Informal, we have: For all pairs $(a,b),(c,d) \in \mathbb{N}\setminus 0:$ exists one $n$ in $\mathbb{N}_0$ with $b$ is the successor of $a$ with distance $n$ and $d$ is the successor of $c$ with distance $n$ for which we obtain equivalent that the outcome of $(ac+bd)$ has distance $n^2$ to the outcome $(ad+bc)$.
I would formalize this as the following: $$\forall a,b,c,d \in \mathbb{N}\setminus 0 : \exists n \in \mathbb{N}_0:(b=a+n) \land (d=c+n) \iff \underbrace{(ac+bd)}_{=x+n^2}- \underbrace{(ad+bc)}_{=x}=n^2$$
Do you think this is correct?
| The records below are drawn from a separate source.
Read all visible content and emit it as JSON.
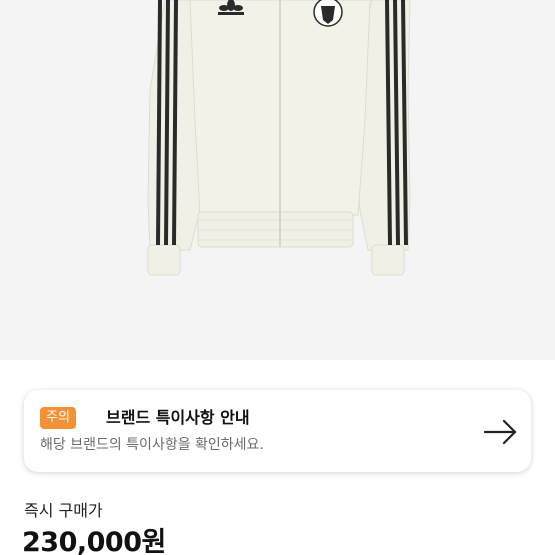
{
  "product": {
    "image_alt_icon": "track-jacket-image"
  },
  "notice": {
    "badge": "주의",
    "title": "브랜드 특이사항 안내",
    "description": "해당 브랜드의 특이사항을 확인하세요.",
    "arrow_icon": "arrow-right-icon",
    "badge_color": "#f39137"
  },
  "price": {
    "label": "즉시 구매가",
    "value": "230,000원"
  }
}
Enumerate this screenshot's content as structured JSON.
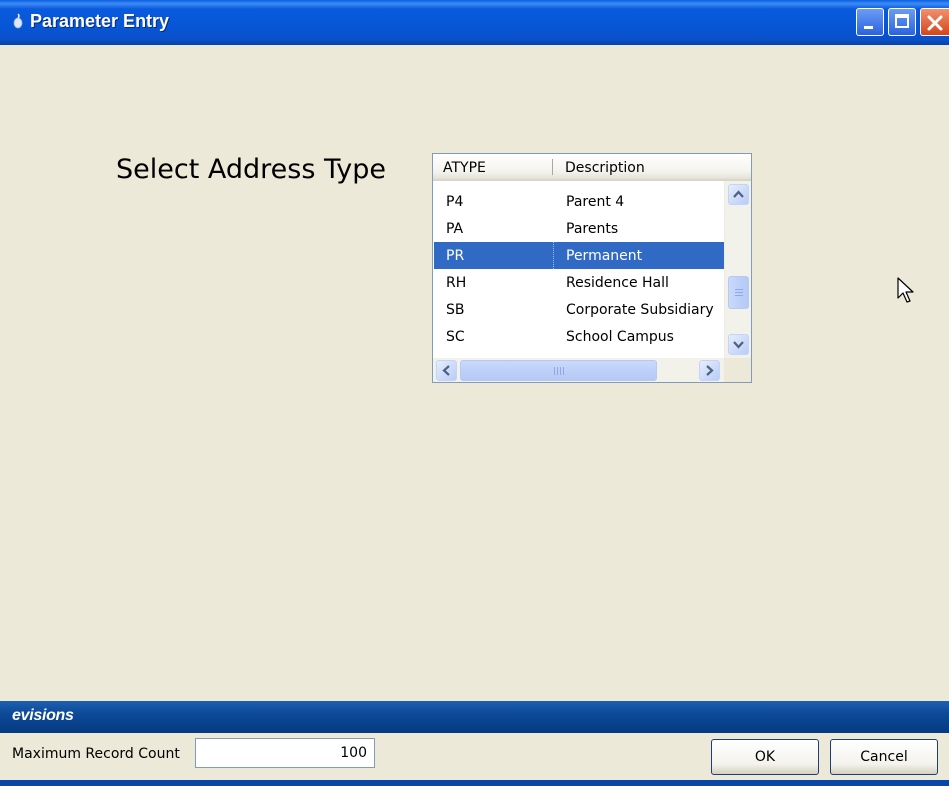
{
  "window": {
    "title": "Parameter Entry"
  },
  "main": {
    "label": "Select Address Type"
  },
  "list": {
    "columns": [
      "ATYPE",
      "Description"
    ],
    "rows": [
      {
        "code": "P4",
        "description": "Parent 4"
      },
      {
        "code": "PA",
        "description": "Parents"
      },
      {
        "code": "PR",
        "description": "Permanent",
        "selected": true
      },
      {
        "code": "RH",
        "description": "Residence Hall"
      },
      {
        "code": "SB",
        "description": "Corporate Subsidiary"
      },
      {
        "code": "SC",
        "description": "School Campus"
      }
    ]
  },
  "brand": {
    "name": "evisions"
  },
  "footer": {
    "max_record_label": "Maximum Record Count",
    "max_record_value": "100",
    "ok_label": "OK",
    "cancel_label": "Cancel"
  },
  "colors": {
    "titlebar": "#0656d6",
    "selection": "#316ac5",
    "background": "#ece9d8",
    "brandbar": "#0d4a98"
  },
  "icons": [
    "app-icon",
    "minimize-icon",
    "maximize-icon",
    "close-icon",
    "scroll-up-icon",
    "scroll-down-icon",
    "scroll-left-icon",
    "scroll-right-icon",
    "mouse-cursor-icon"
  ]
}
If not, could you share your thoughts about it? Could we use group-theory to discribe these equations easier?
If $b = a + n$ and $d = c + n$ then $$ (ac+bd)-(ad+bc) = (b-a)(d-c) = n^2. $$ For example, if the numbers are $(0,n)$ and $(0,n)$ then $0\cdot 0 + n \cdot n = n^2$ whereas $0 \cdot n + n \cdot 0 = 0$.